M. Berthier, juge d’instruction,
Se mit à sourire gravement,
Comme sourient tous les juges d’instruction,
Et nous dit : « Je vais maintenant
Vous conter un souvenir qui date du temps
Où j’étais en poste à Bastia.
Je n’y entendais parler que du prix du sang,
Cette terrible coutume : la vendetta.

A l’écart de la ville,
Dans un coin tranquille,
Un étrange britannique
Venait d’acheter un pavillon de briques
Et ne cessait de causer bien des ennuis
À ses voisins. Avec le brigadier
Et deux gendarmes, je me suis rendu chez lui.
Était-ce un contrebandier ?
A-t-il quitté sa patrie pour raison d’État ?
A-t-il commis des actes impardonnables ?
On ne le savait pas.

Quand nous arrivâmes, il passait à table.
L’homme, très large, très grand,
Les cheveux rouges
Le teint et la barbe rouges
Nous offrit un verre de vin blanc.
Le brigadier posa ses questions
Avec de grandes précautions.
Il y répondit sans embarras
Puis ajouta :
-J’ai bôcoup voyagé en Amérique,
Aux Indes, en Afrique....
J’ai chassé le tigre, l’éléphant,
Le gorille, et même l’être vivant !
Il nous montra ses armes à feu, ses épées
Et ses poignards.
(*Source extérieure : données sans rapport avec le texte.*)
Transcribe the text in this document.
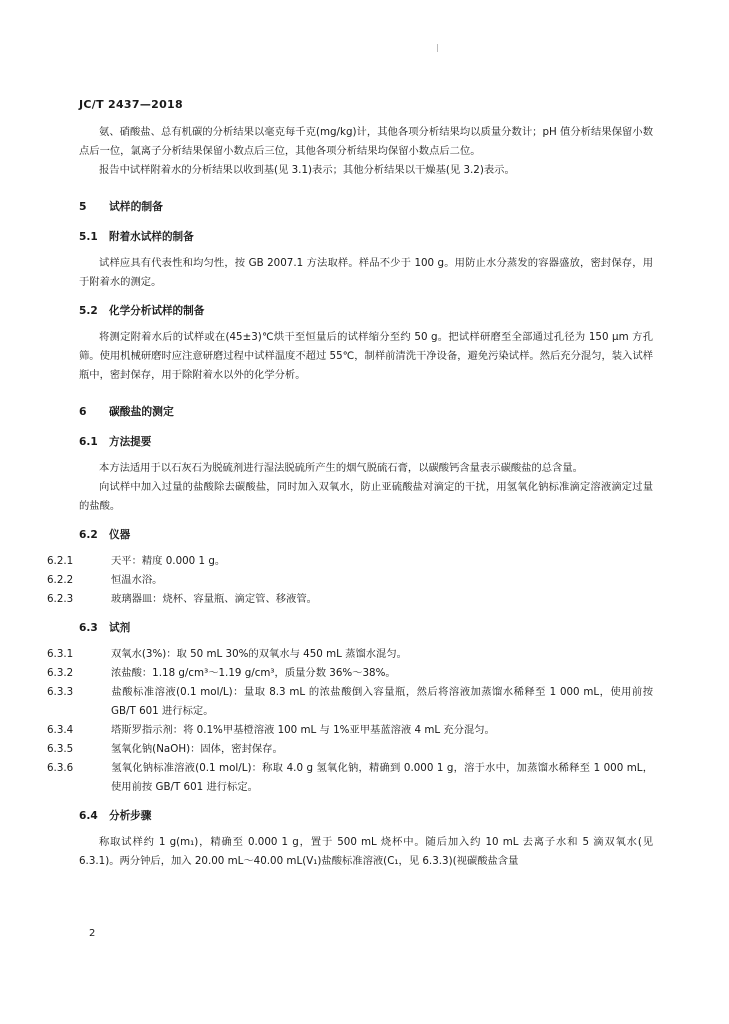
JC/T 2437—2018

氨、硝酸盐、总有机碳的分析结果以毫克每千克(mg/kg)计，其他各项分析结果均以质量分数计；pH 值分析结果保留小数点后一位，氯离子分析结果保留小数点后三位，其他各项分析结果均保留小数点后二位。

报告中试样附着水的分析结果以收到基(见 3.1)表示；其他分析结果以干燥基(见 3.2)表示。

5 试样的制备
5.1 附着水试样的制备

试样应具有代表性和均匀性，按 GB 2007.1 方法取样。样品不少于 100 g。用防止水分蒸发的容器盛放，密封保存，用于附着水的测定。

5.2 化学分析试样的制备

将测定附着水后的试样或在(45±3)℃烘干至恒量后的试样缩分至约 50 g。把试样研磨至全部通过孔径为 150 μm 方孔筛。使用机械研磨时应注意研磨过程中试样温度不超过 55℃，制样前清洗干净设备，避免污染试样。然后充分混匀，装入试样瓶中，密封保存，用于除附着水以外的化学分析。

6 碳酸盐的测定
6.1 方法提要

本方法适用于以石灰石为脱硫剂进行湿法脱硫所产生的烟气脱硫石膏，以碳酸钙含量表示碳酸盐的总含量。

向试样中加入过量的盐酸除去碳酸盐，同时加入双氧水，防止亚硫酸盐对滴定的干扰，用氢氧化钠标准滴定溶液滴定过量的盐酸。

6.2 仪器

6.2.1	天平：精度 0.000 1 g。

6.2.2	恒温水浴。

6.2.3	玻璃器皿：烧杯、容量瓶、滴定管、移液管。

6.3 试剂

6.3.1	双氧水(3%)：取 50 mL 30%的双氧水与 450 mL 蒸馏水混匀。

6.3.2	浓盐酸：1.18 g/cm³～1.19 g/cm³，质量分数 36%～38%。

6.3.3	盐酸标准溶液(0.1 mol/L)：量取 8.3 mL 的浓盐酸倒入容量瓶，然后将溶液加蒸馏水稀释至 1 000 mL，使用前按 GB/T 601 进行标定。

6.3.4	塔斯罗指示剂：将 0.1%甲基橙溶液 100 mL 与 1%亚甲基蓝溶液 4 mL 充分混匀。

6.3.5	氢氧化钠(NaOH)：固体，密封保存。

6.3.6	氢氧化钠标准溶液(0.1 mol/L)：称取 4.0 g 氢氧化钠，精确到 0.000 1 g，溶于水中，加蒸馏水稀释至 1 000 mL，使用前按 GB/T 601 进行标定。

6.4 分析步骤

称取试样约 1 g(m₁)，精确至 0.000 1 g，置于 500 mL 烧杯中。随后加入约 10 mL 去离子水和 5 滴双氧水(见 6.3.1)。两分钟后，加入 20.00 mL～40.00 mL(V₁)盐酸标准溶液(C₁，见 6.3.3)(视碳酸盐含量

2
Puis j’ai remarqué
Fixé sur le mur un cimeterre
Relié par une chaîne de fer
À une main desséchée noire.
J’ai voulu savoir
Ce qu’étaient ces trophées pendus là.
Calmement il me dit :
-Mon meilleur ennemi vené de Namibie.
J’ai coupé sa main avec ce sabre-là.

S’écoula une année
Sans que je le revis.
Puis un soir, la gendarmerie m’apprit
Qu’il venait d’être assassiné.
Quand nous arrivâmes chez lui
Avec le légiste, il faisait presque nuit.
La chaîne avait été rompue
Et l’horrible main avait disparu.
Qui avait pu commettre ce larcin ?
Puis en examinant avec le médecin
Le corps du défunt, nous vîmes sur son cou
Une balafre et cinq petits trous.
Nous procédâmes aux constatations.
Aucune porte n’avait été forcée.
Aucune fenêtre n’était cassée.

Deux jours plus tard, le gardien du cimetière
Vint me faire cette déclaration :
-J’ai trouvé cette gibecière
Posée sur une tombe. Ouvrez-la.
Elle contenait la main. Je n’y croyais pas.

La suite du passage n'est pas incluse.